Em seguida, encontram-se os autores associados ao entendimento da financeirização como um processo geograficamente desigual, cujas especificidades precisam ser consideradas para uma análise teórica e empírica mais abrangente. Procuram, de modo geral, contribuir teoricamente para uma conceituação mais ampla do fenômeno da financeirização com as “geografias do dinheiro”, além de analisarem os mecanismos, sobretudo formais, em que o elemento idiossincrático local é submetido à lógica geral do capital e finanças, em particular. Em outras palavras, procuram demonstrar que o elemento local não é “eliminado” em nome de

determinações gerais supostamente característica da financeirização, mas sim promovem-se diferentes configurações em que essas duas dimensões transformam uma à outra.

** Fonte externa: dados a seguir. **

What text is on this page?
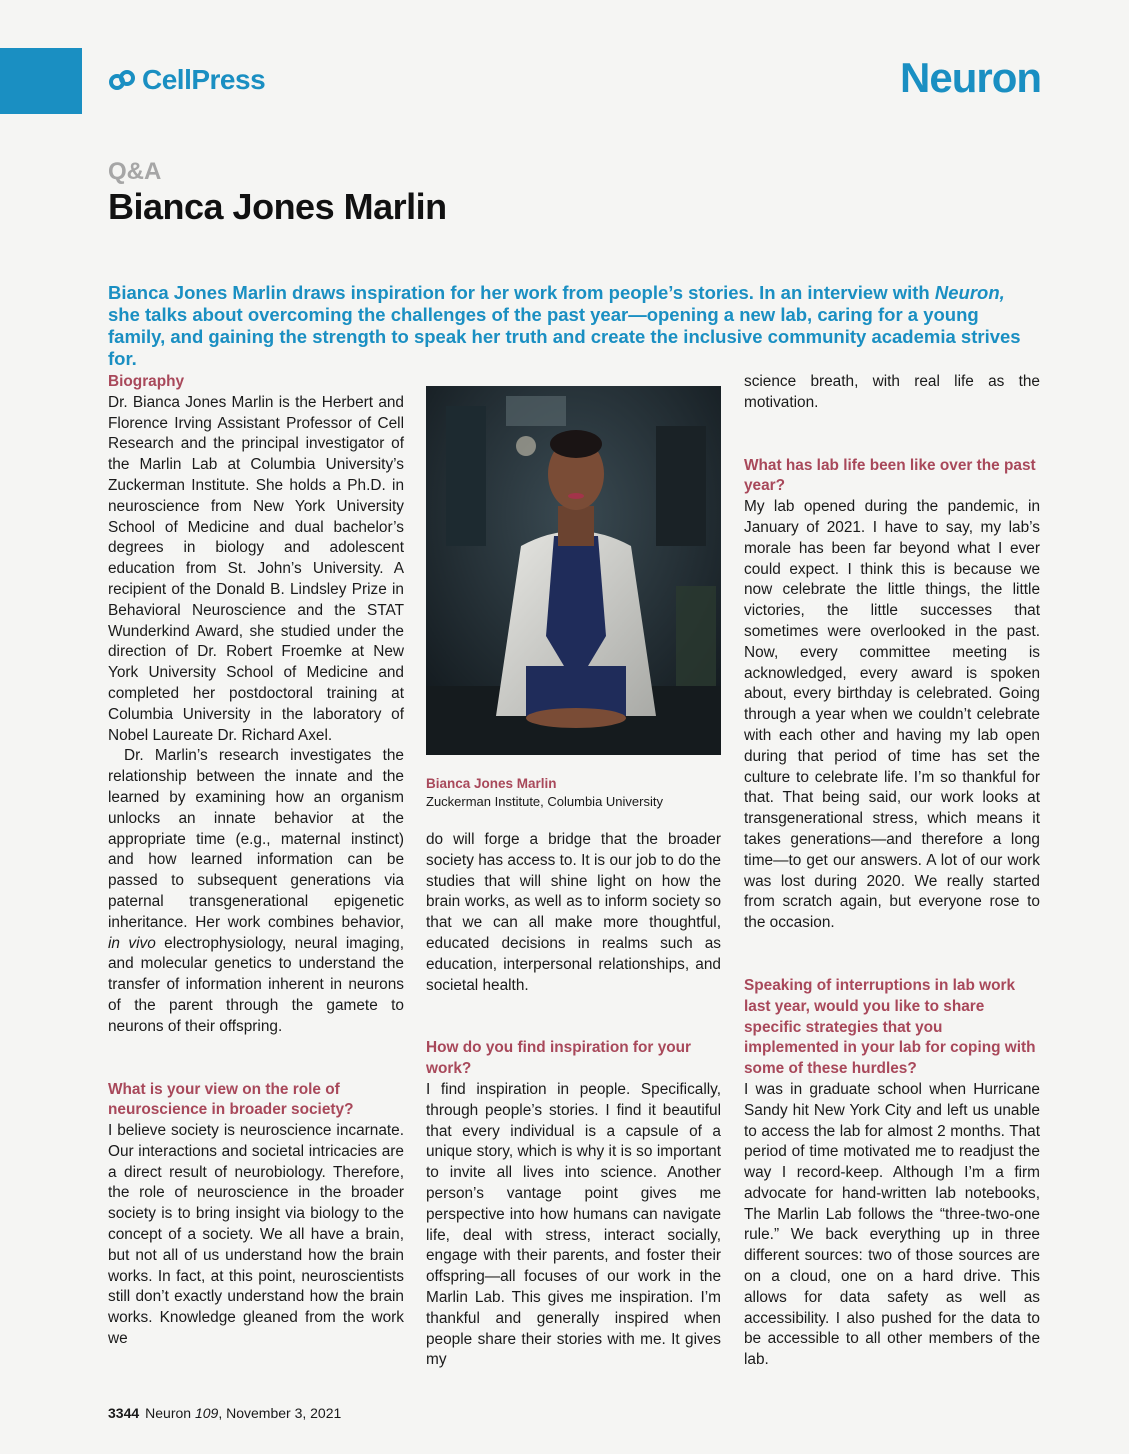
CellPress	Neuron
Q&A
Bianca Jones Marlin
Bianca Jones Marlin draws inspiration for her work from people’s stories. In an interview with Neuron, she talks about overcoming the challenges of the past year—opening a new lab, caring for a young family, and gaining the strength to speak her truth and create the inclusive community academia strives for.

Biography

Dr. Bianca Jones Marlin is the Herbert and Florence Irving Assistant Professor of Cell Research and the principal investigator of the Marlin Lab at Columbia University’s Zuckerman Institute. She holds a Ph.D. in neuroscience from New York University School of Medicine and dual bachelor’s degrees in biology and adolescent education from St. John’s University. A recipient of the Donald B. Lindsley Prize in Behavioral Neuroscience and the STAT Wunderkind Award, she studied under the direction of Dr. Robert Froemke at New York University School of Medicine and completed her postdoctoral training at Columbia University in the laboratory of Nobel Laureate Dr. Richard Axel.

Dr. Marlin’s research investigates the relationship between the innate and the learned by examining how an organism unlocks an innate behavior at the appropriate time (e.g., maternal instinct) and how learned information can be passed to subsequent generations via paternal transgenerational epigenetic inheritance. Her work combines behavior, in vivo electrophysiology, neural imaging, and molecular genetics to understand the transfer of information inherent in neurons of the parent through the gamete to neurons of their offspring.

What is your view on the role of neuroscience in broader society?

I believe society is neuroscience incarnate. Our interactions and societal intricacies are a direct result of neurobiology. Therefore, the role of neuroscience in the broader society is to bring insight via biology to the concept of a society. We all have a brain, but not all of us understand how the brain works. In fact, at this point, neuroscientists still don’t exactly understand how the brain works. Knowledge gleaned from the work we

Bianca Jones Marlin
Zuckerman Institute, Columbia University

do will forge a bridge that the broader society has access to. It is our job to do the studies that will shine light on how the brain works, as well as to inform society so that we can all make more thoughtful, educated decisions in realms such as education, interpersonal relationships, and societal health.

How do you find inspiration for your work?

I find inspiration in people. Specifically, through people’s stories. I find it beautiful that every individual is a capsule of a unique story, which is why it is so important to invite all lives into science. Another person’s vantage point gives me perspective into how humans can navigate life, deal with stress, interact socially, engage with their parents, and foster their offspring—all focuses of our work in the Marlin Lab. This gives me inspiration. I’m thankful and generally inspired when people share their stories with me. It gives my

science breath, with real life as the motivation.

What has lab life been like over the past year?

My lab opened during the pandemic, in January of 2021. I have to say, my lab’s morale has been far beyond what I ever could expect. I think this is because we now celebrate the little things, the little victories, the little successes that sometimes were overlooked in the past. Now, every committee meeting is acknowledged, every award is spoken about, every birthday is celebrated. Going through a year when we couldn’t celebrate with each other and having my lab open during that period of time has set the culture to celebrate life. I’m so thankful for that. That being said, our work looks at transgenerational stress, which means it takes generations—and therefore a long time—to get our answers. A lot of our work was lost during 2020. We really started from scratch again, but everyone rose to the occasion.

Speaking of interruptions in lab work last year, would you like to share specific strategies that you implemented in your lab for coping with some of these hurdles?

I was in graduate school when Hurricane Sandy hit New York City and left us unable to access the lab for almost 2 months. That period of time motivated me to readjust the way I record-keep. Although I’m a firm advocate for hand-written lab notebooks, The Marlin Lab follows the “three-two-one rule.” We back everything up in three different sources: two of those sources are on a cloud, one on a hard drive. This allows for data safety as well as accessibility. I also pushed for the data to be accessible to all other members of the lab.

3344 Neuron 109, November 3, 2021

Por último, pode-se elencar um grupo de publicações dedicado ao tema das

commodities. De maneira pouco consensual referente aos mecanismos, essa literatura considera

que as finanças, sobretudo a partir dos anos 2000, tem desempenhado papel crescentemente dominante no movimento de preços de commodities e na propriedade e no usufruto comercial das terras agrícolas. Um primeiro subgrupo procura associar a “crise dos alimentos” de 2008 e a estrutura agrária internacional cada vez mais concentrada e industrializada à tendência de centralização e concentração perpetrada pelo capital financeiro. Um segundo, por sua vez, investiga os canais e atores financeiros que impactariam os preços de commodities, sobretudo tendo como referência a emergência dos índices de commodities como ativos financeiros relevantes.

Diante, portanto, do caráter multidisciplinar da literatura (e do próprio conceito) de financeirização, têm se consolidado de maneira vigorosa nas décadas recentes abordagens bastante diversas entre si, com temáticas e instrumentais teóricos (e empíricos) particulares. Nesse sentido, o presente trabalho contribui para pesquisadores na área de financeirização ao facilitar o diálogo entre as diferentes correntes, além de abrir espaço para pesquisas relacionadas à identificação de linhas emergentes na literatura e a formação de novas subdivisões. Convém observar que se trata de um esforço referente a uma literatura ainda em processo de consolidação, fato que abre espaço para contribuições ulteriores para o detalhamento dessa literatura em disputa. Por último, vale ressaltar que o presente estudo é meramente um exemplo da aplicação de um determinado conjunto de ferramentas bibliométricas a um tema dentro das ciências sociais, de modo geral, e da economia, de modo particular; este método, como sugerido, tem se mostrado progressivamente relevante para a pesquisa em praticamente todas as áreas do conhecimento e caso o presente esforço tenha sido bem-sucedido sua utilização para a sistematização da literatura econômica em suas várias ramificações parece promissora.